I’ve had a couple of issues when I’ve been performing a lot of aggregations, the aggregate_intermediates directory in the location specified by tmp_dir when Hail is initialised fills up and I get the following error:
2022-07-26 17:28:14 TaskSetManager: WARN: Lost task 874.0 in stage 336.0 (TID 529110) (192.168.252.56 executor 40): org.apache.hadoop.ipc.RemoteException(org.apache.hadoop.hdfs.protocol.FSLimitException$MaxDirectoryItemsExceededException): The directory item limit of /aggregate_intermediates is exceeded: limit=1048576 items=1048576
If I go into my file system and manually clear this then I can run aggregations again.
Is there a way to ensure that this subdirectory if tmp_dir is cleared at intervals?
I have experienced the same issue from time to time and I manually delete the directory to fix the issue. Is there a spark option to increase the size of this directory? Also is this possible to use a different path for each user so that deleting aggregate_intermediates for one user does not affect other users’ jobs?
This is really a Hail issue – we need to be eagerly cleaning up files when they’re no longer necessary.

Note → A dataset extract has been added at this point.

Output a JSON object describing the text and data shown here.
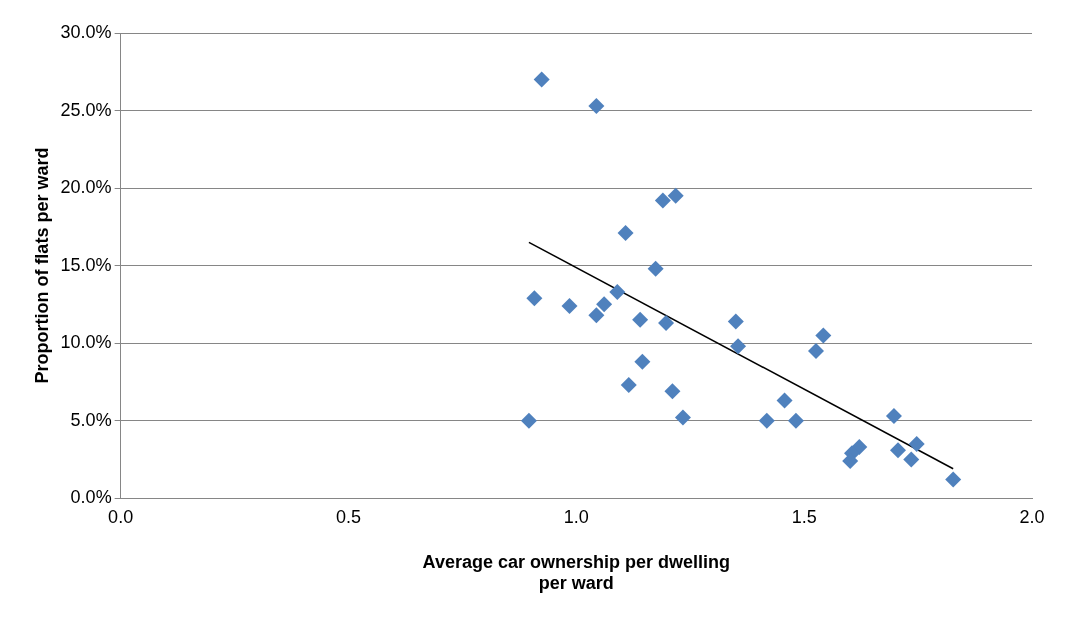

@AB.Hail - there’s no Spark option here, since it’s a Hail parameter. You can set the Hail temp dir on init with
hl.init(...other args..., tmp_dir='...') You can set this to a blob store path (google/s3 bucket, etc) and that will work fine if you’re running on the cloud.
Thank you @AB.Hail and @tpoterba
I resorted to manually removing the contents of aggregate_intermediates as I was running sample_qc so many times in one script that I was running out of space in my tmp_dir.